For instance, word 9967 is linked to the 10th source word in both afiliation sequences. But word 717 is linked to the 12th word in one case, and to the 13th word in the other.

Affiliation Lattice Disambiguation

We disambiguate these affiliation lattices with the disambignffst tool. See Non-functional WFST Disambiguation for more details on how this tool works.

Composition of an Affiliation lattice with a Bilingual Neural Network Model.

For the the bilingual model application we use the applylm tool described in Language Model Rescoring.

 > applylm.${TGTBINMK}.bin --range=1:$M --nthreads=1 --lm.load=models/nplm.s3t4  --lm.featureweights=1  --lm.wps=0 --lattice.load=output/bilmexp/AFIDETLATS.0W/?.fst.gz --usebilm=yes --usebilm.sourcesize=3 --usebilm.sourcesentencefile=AR/mt02_05_tune.ara.special.idx --lattice.store=output/bilmexp/BLMONLY/?.fst.gz

The tool takes as input unweighted unambiguous lattices available in output/bilmexp/AFIDETLATS.0W/. The output is a lattice with the bilingual model scores.
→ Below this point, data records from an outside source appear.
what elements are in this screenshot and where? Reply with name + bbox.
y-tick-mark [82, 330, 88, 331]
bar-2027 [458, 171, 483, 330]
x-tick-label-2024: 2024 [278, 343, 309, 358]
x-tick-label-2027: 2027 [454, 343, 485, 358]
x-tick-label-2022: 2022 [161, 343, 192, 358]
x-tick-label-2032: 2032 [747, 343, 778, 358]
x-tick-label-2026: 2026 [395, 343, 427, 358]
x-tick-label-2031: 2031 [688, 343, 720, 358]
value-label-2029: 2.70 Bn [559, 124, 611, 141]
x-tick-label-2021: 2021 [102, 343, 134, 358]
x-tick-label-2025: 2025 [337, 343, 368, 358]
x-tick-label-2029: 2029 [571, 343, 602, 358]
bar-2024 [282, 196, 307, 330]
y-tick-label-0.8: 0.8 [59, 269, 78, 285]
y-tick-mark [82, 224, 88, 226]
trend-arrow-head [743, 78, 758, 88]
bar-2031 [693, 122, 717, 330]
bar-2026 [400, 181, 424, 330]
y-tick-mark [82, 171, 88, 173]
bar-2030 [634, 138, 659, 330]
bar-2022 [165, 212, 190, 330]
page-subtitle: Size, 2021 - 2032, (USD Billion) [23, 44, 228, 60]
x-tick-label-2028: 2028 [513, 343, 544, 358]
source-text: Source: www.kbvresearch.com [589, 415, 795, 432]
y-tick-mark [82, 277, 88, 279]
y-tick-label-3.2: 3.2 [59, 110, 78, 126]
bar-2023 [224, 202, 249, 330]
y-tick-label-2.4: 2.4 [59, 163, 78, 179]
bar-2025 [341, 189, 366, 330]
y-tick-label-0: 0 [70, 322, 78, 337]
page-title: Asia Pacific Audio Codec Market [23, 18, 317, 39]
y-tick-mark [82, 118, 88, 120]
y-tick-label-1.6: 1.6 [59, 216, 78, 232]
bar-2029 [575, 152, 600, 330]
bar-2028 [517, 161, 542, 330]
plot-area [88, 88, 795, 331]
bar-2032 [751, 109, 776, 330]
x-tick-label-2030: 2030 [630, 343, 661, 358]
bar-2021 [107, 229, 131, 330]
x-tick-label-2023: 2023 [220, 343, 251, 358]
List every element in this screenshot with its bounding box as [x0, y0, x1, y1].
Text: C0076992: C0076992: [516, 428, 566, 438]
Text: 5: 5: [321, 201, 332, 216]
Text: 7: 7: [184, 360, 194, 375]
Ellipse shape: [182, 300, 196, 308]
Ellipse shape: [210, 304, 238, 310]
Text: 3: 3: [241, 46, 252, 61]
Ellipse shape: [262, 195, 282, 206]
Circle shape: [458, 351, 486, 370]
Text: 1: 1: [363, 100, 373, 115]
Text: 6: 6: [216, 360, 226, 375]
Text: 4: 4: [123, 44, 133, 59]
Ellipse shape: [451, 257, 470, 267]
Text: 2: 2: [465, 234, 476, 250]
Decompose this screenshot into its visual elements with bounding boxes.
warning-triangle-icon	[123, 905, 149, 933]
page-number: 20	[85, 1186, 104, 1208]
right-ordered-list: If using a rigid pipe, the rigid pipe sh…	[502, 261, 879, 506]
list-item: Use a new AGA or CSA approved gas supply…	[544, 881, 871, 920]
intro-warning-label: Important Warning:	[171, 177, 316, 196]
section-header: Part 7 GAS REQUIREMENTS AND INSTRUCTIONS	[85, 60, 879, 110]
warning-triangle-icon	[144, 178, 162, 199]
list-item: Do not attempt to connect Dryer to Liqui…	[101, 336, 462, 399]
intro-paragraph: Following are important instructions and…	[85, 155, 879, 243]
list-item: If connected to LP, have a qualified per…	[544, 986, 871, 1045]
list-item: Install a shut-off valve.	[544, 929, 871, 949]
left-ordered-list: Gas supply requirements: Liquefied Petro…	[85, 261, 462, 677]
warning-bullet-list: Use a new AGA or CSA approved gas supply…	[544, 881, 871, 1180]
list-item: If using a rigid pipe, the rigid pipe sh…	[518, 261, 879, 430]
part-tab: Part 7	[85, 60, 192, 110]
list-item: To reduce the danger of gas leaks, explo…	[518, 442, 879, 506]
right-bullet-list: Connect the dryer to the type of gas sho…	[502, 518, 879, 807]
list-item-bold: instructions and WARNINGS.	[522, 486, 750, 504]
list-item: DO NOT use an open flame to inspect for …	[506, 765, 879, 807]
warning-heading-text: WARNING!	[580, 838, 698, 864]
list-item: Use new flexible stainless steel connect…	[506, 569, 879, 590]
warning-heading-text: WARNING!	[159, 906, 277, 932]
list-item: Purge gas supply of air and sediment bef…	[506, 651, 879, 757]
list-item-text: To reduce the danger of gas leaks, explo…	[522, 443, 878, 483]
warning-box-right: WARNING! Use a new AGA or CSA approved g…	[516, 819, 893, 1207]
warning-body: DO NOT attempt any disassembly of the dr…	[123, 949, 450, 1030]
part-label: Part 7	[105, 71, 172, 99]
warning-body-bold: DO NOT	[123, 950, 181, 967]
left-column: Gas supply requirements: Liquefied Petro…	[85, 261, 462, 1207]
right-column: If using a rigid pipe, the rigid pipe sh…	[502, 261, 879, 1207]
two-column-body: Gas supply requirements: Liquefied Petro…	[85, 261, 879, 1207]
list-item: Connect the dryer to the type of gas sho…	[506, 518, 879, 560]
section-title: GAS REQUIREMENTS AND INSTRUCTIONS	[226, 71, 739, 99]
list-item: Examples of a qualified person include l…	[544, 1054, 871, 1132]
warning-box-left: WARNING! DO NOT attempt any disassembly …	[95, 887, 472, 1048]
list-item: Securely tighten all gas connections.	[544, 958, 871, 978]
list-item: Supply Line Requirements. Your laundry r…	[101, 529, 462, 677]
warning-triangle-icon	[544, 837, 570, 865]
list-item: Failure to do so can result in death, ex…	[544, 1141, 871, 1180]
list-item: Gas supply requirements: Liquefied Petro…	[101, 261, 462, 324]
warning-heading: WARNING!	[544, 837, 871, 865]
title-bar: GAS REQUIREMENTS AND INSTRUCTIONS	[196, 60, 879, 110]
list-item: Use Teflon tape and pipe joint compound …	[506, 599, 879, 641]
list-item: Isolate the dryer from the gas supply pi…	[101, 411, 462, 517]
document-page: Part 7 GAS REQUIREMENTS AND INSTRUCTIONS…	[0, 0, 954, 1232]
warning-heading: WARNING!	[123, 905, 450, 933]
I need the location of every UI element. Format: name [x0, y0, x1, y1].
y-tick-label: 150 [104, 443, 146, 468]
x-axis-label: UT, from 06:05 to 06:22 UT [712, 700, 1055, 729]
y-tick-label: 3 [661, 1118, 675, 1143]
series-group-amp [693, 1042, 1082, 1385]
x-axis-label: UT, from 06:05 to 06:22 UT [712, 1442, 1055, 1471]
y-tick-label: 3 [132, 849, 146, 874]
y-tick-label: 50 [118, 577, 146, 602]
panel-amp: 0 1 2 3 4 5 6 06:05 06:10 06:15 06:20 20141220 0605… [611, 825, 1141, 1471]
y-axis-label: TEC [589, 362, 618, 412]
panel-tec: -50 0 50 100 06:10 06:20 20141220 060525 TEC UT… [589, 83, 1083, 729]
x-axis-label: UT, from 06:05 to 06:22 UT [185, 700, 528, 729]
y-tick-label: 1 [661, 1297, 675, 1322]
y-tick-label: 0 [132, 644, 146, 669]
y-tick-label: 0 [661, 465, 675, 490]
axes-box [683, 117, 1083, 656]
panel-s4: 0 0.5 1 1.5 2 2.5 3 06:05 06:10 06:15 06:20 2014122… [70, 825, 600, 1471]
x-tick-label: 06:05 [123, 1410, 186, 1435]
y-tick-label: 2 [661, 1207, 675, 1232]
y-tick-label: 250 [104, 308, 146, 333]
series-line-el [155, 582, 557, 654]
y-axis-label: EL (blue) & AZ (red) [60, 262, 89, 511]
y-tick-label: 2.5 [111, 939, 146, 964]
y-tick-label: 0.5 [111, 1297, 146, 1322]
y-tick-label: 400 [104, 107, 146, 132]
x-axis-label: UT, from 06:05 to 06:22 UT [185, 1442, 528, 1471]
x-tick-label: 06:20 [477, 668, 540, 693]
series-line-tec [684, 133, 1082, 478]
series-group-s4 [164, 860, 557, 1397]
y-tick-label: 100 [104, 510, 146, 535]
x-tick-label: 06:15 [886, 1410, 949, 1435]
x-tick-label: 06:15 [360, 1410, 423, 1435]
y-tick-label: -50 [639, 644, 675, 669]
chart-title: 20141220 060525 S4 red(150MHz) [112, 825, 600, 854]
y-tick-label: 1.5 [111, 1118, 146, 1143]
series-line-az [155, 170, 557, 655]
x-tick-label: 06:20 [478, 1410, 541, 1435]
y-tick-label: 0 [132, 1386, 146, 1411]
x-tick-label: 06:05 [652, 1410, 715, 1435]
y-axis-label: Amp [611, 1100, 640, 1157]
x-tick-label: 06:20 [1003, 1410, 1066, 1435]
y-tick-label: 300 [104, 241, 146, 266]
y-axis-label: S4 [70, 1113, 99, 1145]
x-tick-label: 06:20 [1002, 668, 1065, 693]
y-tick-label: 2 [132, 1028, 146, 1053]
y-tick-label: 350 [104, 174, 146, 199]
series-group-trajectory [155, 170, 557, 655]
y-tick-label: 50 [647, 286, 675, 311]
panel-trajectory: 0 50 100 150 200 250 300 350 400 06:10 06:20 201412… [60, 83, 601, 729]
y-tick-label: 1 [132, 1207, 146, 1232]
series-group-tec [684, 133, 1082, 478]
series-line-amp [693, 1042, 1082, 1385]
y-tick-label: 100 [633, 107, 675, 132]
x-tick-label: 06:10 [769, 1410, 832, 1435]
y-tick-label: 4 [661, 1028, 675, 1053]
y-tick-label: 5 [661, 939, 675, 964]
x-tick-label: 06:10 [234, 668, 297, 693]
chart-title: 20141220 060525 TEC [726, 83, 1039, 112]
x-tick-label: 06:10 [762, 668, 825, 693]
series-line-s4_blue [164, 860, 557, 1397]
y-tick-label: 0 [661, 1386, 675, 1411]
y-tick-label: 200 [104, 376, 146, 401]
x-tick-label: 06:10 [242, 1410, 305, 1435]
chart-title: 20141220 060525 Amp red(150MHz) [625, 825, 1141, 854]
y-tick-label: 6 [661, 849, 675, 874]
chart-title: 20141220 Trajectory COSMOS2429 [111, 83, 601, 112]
The program option --usebilm=yes enables bilingual composition. Note that an NPLM model is not aware of distinctions on the input between source and target; this has to be provided manually by the user with --usebilm.sourcesize=3. Finally, --usebilm.sourcesentencefile= points to a special version of the source file. Compare with the one used for HiFST:

> head -1 AR/mt02_05_tune.ara.special.10first.idx
1 10000180 10000003 10000447 10000003 10001305 10006008 10000009 10001796 10006264 10022050 10000003 10000250 2
> head -1 AR/mt02_05_tune.ara.10first.idx
1 180 3 447 3 1305 6008 9 1796 6264 22050 3 250 2

The difference is the aforementioned offset to ensure that NPLM distinguishes source words from target words.

Adding the bilingual feature to the feature vector lattices

The script has a little function addFeatureToVECFEA that pipes OpenFst/ucam-smt tools to add the new feature into the feature vector lattices. Recall that a feature vector lattice contains hypotheses with their individual feature contributions.

 > FW=1.000000,0.820073,1.048347,0.798443,0.349793,0.286489,15.352371,-5.753633,-3.766533,0.052922,0.624889,-0.015877
 > printstrings.O2 --input=output/bilmexp/VECFEA/1.fst.gz  --semiring=tuplearc --tuplearc.weights=$FW -w --sparseformat
 1 3 511 342 1480 866 11 3 3286 5 717 35351 9967 2       0,9,1,55.5727,2,10.626,3,8.83496,4,-14,5,-8,6,-5,10,-8,11,29.29,12,31.3643

The highest feature index is 12. The new feature vector lattices contain the extra bilingual feature at position 13.

 > printstrings.O2 --input=output/bilmexp/VECFEA+BLM/1.fst.gz  --semiring=tuplearc --tuplearc.weights=$FW,0 -w --sparseformat
 1 3 511 342 1480 866 11 3 3286 5 717 35351 9967 2       0,10,1,55.5727,2,10.626,3,8.83496,4,-14,5,-8,6,-5,10,-8,11,29.29,12,31.3643,13,33.4465

Note that the feature weights provided to the tool need an extra 0. Otherwise, the following message would appear:

 feature vector has a larger dimensionality than the parameters. Params: 12 Features: 13

At this point, you only need to run lmert tool to get a new set of weights, e.g. using as starting parameters $FW,0. See Lattice MERT for more details. Use printstrings tool to get the best hypotheses under the new weights.